1. 製造、保管または輸入のサイトで苦情を受け取ったときに取るべき措置を記述している手順書を準備しておかなければならない。すべての苦情について、潜在的な品質の欠陥またはその他の問題を示しているかもしれないとして文書化し、評価しなければならない。手順は、治験依頼者が関連する管轄当局への重大な違反の報告を正当化しうるものかどうか判断するための苦情の評価ができるようにしておかなければならない。

2.    The investigation of quality defect should be performed in accordance with the principles detailed in Part I, Chapter 8 of the PIC/S GMP Guide.

2. 品質欠陥の調査は、PIC/S GMPガイドのパートI、第8章に詳述されている原則に従って実施しなければならない。

3.    The conclusions of the investigation should be discussed between the manufacturer and the sponsor, if different, in a timely manner.
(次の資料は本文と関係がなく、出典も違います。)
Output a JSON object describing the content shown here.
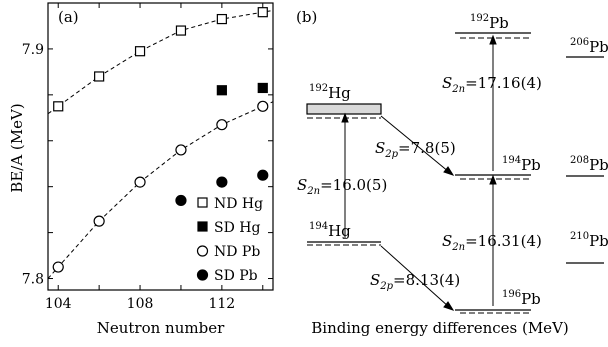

This should involve the Authorised Person and those responsible for the relevant clinical trial in order to asses any potential impact on the trial, product development and on subjects.

3. 調査の結論は、製造業者と治験依頼者とが異なる場合は、タイムリーに両者の間で話し合わなければならない。ここには、治験、製品開発および被験者への潜在的な影響を評価するために、AP(苦情責任者)および関連する臨床試験の責任者が関与しなければならない。